The Fed has responded by tamping down expectations that it will be able to raise rates as quickly as it thought. Earlier this week, Federal Reserve Vice Chair Stanley Fisher hinted that developments in currency, stock, and oil markets could prevent the Fed from raising rates much more than it already has. And Thursday, the market sent another worrying signal as a portion of the yield curve inverted, with one-year Treasuries briefly trading at a lower interest rate than their 6-month counterpart. Such activity can sometimes signal hard economic times ahead because it shows that bond traders think short term rates will soon fall, as they tend to do during recessions.

“Six weeks ago we were discussing the pace of rate hikes in 2016, now we are back reading working papers about what options the Fed, BoJ, and ECB have if more easing is needed,” Torsten Sløk, Chief International Economist with Deutsche Bank Securities wrote Thursday in a note to clients.

Indeed, many investors are preparing for the chance that the Fed will have to not only put their rate-hike plans on hold, but actually begin cutting rates and looking for other ways to stimulate the economy. One idea, which was adopted last week by the Japanese central bank, is to move to a policy of negative interest rates.

Economists have long thought negative interest rates were impossible because of the existence of paper money. If the central bank were to set a negative interest rate, people would respond by hoarding cash rather than paying a bank for the privilege of keeping their money. But several central banks, including Japan’s and Denmark’s, have adopted negative rates, proving that the central banks can get financial institutions to pay them to hold reserves.

And officials at the Fed appear to be acting like the possibility of negative interest rates is real. Among the numerous economic scenarios that the Fed plans to include in its annual big bank stress test this year is one in which three-month Treasury yields stay below zero for a prolonged period of time.

But there is less evidence that these negative rates filter to the real economy in any meaningful way. In the United States, for instance, banks are required to a keep a minimum amount of reserves at the Fed. So if the Fed were to institute slightly negative rates, banks would be required to put up with it, and the negative funds rate would serve as a kind of bank tax. But banks couldn’t turn around and get the average consumer to pay them for the privilege of opening an account. At a certain point, the average saver would revert to stowing cash under his mattress. As I wrote back in October when former Fed Chair Ben Bernanke began to discuss negative rates publicly:

To engineer interest rates significantly below the rates we’re now seeing, we’d have to change our relationship to paper money. As it stands now, the government guarantees that the nominal return on paper money is at least zero. But if the laws were changed so that paper money was not required to be accepted for “all debts public and private,” and the central bank was allowed to dictate new values of paper money, the Fed could engineer significantly negative interest rates. For instance, if the central bank were able to declare that a person depositing $100 in cash could only receive a credit of $98 when he deposited that money, that would in effect be the same as setting short-term interest rates at negative 2%.

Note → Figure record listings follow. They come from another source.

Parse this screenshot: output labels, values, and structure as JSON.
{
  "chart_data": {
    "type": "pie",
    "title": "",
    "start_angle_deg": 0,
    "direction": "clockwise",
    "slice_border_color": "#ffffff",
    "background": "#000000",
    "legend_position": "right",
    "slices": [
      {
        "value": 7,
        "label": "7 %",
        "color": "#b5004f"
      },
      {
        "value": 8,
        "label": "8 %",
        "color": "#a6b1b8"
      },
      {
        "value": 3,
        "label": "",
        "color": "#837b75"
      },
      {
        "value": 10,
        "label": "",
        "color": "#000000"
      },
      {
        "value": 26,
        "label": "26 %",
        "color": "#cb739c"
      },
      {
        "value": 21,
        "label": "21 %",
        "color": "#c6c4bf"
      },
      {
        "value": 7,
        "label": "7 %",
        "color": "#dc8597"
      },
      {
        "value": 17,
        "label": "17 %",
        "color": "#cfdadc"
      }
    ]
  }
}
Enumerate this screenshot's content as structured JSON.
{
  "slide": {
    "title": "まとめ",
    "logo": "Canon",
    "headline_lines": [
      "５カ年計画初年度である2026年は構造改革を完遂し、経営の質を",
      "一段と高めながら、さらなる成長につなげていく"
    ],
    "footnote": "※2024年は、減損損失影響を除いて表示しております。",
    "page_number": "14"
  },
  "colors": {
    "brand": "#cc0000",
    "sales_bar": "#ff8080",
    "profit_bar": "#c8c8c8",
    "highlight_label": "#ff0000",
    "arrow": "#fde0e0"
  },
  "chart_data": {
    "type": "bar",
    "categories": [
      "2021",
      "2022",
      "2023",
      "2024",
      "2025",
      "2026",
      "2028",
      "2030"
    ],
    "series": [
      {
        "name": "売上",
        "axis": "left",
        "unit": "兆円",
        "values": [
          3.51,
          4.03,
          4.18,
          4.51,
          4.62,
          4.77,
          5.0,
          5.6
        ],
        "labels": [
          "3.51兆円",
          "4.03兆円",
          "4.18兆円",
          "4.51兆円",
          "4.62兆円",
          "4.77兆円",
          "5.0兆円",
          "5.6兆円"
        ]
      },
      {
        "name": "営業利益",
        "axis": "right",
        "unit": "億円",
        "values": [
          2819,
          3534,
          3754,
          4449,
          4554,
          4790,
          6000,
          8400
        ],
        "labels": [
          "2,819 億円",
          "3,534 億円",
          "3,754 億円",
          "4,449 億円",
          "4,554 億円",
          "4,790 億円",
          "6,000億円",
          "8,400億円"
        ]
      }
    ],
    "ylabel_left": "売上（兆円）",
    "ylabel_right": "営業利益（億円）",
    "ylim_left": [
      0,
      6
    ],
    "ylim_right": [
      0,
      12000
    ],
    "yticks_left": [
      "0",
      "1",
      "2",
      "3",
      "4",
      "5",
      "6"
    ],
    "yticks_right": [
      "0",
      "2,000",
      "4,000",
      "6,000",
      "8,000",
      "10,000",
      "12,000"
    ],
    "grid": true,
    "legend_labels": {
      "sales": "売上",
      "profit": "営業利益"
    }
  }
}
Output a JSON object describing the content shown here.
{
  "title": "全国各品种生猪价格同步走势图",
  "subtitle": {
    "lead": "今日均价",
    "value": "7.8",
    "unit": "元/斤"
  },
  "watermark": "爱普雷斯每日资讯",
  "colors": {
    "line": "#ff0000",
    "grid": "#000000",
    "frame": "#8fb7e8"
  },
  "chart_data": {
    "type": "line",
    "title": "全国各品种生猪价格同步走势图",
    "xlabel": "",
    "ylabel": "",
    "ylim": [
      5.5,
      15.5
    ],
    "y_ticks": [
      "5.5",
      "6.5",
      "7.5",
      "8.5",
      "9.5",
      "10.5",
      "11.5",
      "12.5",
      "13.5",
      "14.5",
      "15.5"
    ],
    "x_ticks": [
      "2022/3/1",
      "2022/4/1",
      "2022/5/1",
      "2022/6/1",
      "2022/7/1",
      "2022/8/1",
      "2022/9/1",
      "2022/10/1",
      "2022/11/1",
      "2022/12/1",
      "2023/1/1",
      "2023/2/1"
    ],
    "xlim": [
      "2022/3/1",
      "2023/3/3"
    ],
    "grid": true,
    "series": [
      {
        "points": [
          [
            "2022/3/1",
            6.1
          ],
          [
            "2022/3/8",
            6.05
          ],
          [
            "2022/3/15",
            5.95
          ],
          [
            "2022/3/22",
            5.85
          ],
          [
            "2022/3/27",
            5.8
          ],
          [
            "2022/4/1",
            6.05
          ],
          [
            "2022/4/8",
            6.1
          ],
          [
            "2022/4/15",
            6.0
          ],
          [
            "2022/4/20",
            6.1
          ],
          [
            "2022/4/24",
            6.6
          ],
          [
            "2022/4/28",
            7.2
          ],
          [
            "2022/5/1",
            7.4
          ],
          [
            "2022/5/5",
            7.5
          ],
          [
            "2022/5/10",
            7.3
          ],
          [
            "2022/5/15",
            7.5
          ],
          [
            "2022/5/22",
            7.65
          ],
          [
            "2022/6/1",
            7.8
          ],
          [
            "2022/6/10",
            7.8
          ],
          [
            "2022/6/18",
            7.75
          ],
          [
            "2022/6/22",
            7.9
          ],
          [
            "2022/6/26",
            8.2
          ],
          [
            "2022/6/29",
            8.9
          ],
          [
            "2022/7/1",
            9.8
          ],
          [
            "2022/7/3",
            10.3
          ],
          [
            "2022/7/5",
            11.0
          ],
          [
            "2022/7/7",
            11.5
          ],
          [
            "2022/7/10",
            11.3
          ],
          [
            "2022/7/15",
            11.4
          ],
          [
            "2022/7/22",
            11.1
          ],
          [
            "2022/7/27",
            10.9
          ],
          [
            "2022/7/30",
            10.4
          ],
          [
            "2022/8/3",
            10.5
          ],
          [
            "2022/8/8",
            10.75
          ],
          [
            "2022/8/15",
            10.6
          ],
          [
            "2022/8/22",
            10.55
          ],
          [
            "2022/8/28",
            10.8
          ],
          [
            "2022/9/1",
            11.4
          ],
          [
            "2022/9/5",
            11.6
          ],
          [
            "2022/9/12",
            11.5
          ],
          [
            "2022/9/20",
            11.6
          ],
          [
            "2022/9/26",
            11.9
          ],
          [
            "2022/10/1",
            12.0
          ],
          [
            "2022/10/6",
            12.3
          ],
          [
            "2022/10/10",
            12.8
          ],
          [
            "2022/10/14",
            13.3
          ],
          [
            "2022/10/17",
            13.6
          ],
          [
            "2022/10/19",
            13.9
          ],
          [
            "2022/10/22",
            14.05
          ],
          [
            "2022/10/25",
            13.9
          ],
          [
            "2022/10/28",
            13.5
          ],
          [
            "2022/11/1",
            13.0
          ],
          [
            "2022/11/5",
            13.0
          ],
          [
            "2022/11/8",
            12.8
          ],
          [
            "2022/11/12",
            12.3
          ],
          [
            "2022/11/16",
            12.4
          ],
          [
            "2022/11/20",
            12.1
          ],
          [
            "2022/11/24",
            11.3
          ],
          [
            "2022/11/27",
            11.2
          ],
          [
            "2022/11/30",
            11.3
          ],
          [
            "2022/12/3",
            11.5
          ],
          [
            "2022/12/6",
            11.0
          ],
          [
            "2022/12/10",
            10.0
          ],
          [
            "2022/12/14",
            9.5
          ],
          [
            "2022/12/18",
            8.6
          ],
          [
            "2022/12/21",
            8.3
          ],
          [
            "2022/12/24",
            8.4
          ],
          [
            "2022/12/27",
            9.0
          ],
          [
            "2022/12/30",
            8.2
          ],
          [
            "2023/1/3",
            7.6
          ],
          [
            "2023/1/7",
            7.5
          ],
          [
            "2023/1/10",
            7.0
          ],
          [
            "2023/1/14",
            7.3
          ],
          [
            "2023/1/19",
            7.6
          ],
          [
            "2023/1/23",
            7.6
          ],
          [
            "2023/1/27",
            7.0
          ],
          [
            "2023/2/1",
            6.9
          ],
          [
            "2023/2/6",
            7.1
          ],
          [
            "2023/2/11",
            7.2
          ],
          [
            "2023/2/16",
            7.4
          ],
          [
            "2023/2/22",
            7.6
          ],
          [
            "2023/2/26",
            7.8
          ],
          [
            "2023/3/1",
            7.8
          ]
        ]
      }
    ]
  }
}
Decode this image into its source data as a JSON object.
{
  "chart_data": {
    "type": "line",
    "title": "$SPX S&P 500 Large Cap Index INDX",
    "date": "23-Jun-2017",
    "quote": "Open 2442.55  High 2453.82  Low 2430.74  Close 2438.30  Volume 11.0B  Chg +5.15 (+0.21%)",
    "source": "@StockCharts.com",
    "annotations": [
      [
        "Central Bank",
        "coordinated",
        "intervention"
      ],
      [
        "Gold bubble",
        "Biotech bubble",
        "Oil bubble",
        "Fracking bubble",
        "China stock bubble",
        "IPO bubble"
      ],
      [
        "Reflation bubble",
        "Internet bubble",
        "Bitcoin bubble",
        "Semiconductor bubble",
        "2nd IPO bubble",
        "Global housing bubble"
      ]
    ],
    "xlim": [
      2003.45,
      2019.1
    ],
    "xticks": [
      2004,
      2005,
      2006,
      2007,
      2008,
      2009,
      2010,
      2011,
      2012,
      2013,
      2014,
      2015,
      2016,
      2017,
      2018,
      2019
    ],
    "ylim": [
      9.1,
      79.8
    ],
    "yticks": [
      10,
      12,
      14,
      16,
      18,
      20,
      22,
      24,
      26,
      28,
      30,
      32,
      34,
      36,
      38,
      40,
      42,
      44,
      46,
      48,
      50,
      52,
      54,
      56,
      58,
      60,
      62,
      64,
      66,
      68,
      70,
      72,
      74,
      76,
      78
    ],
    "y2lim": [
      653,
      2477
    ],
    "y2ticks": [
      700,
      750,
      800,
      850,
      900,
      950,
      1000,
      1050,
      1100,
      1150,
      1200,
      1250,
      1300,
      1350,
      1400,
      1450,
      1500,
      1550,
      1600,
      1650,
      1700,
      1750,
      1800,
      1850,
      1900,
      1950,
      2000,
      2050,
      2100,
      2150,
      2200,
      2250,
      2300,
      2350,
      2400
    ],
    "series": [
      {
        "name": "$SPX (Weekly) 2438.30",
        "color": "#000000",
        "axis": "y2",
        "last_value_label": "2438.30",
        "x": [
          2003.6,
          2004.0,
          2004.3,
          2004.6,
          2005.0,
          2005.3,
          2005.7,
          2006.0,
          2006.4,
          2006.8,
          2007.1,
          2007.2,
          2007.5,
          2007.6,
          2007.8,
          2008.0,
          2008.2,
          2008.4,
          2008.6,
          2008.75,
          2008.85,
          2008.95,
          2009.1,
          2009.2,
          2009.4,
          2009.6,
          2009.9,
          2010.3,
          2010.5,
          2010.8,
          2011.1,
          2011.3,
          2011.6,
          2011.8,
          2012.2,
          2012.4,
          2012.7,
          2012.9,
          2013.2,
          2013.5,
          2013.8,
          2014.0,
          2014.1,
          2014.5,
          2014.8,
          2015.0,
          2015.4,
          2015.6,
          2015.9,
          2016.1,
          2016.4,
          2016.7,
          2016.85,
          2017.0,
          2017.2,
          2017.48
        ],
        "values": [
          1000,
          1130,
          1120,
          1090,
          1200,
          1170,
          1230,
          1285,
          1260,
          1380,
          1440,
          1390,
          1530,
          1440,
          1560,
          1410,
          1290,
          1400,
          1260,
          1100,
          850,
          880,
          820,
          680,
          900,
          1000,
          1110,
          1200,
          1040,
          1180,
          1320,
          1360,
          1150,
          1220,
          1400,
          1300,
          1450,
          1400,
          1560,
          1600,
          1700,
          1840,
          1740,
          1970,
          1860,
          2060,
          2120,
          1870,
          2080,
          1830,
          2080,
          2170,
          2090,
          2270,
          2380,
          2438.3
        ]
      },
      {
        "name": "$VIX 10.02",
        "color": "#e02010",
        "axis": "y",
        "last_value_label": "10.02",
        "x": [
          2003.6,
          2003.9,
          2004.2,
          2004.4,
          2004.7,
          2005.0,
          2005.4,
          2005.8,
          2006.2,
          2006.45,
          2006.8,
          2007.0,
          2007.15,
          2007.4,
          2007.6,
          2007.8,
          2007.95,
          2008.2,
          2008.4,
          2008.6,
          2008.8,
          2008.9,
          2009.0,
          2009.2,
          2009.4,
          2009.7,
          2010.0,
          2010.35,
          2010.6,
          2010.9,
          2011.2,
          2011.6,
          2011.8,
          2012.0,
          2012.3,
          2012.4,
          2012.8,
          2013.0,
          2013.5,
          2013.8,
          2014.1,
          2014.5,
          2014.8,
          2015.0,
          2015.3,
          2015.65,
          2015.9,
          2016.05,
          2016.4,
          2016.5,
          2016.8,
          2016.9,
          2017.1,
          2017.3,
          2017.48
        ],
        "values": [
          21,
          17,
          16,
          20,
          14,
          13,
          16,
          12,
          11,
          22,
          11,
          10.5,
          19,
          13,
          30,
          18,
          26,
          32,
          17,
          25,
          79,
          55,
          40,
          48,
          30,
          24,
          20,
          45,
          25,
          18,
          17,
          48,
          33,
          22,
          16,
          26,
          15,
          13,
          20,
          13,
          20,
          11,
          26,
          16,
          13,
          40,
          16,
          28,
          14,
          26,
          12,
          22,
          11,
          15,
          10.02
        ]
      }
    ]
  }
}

While this might seem like a radical step to take, it’s not more radical than, for instance, the rich world abandoning the gold standard during the Great Depression. If the American economy does sink again into recession, policymakers will be forced to consider more radical steps. A big shake up in monetary policy, like significantly negative rates, could be more appealing to policymakers than aggressive fiscal stimulus, especially as the budget deficit is set to increase in years to come, even without added stimulus.

This post was updated to include figures from Friday’s Employment Situation Report.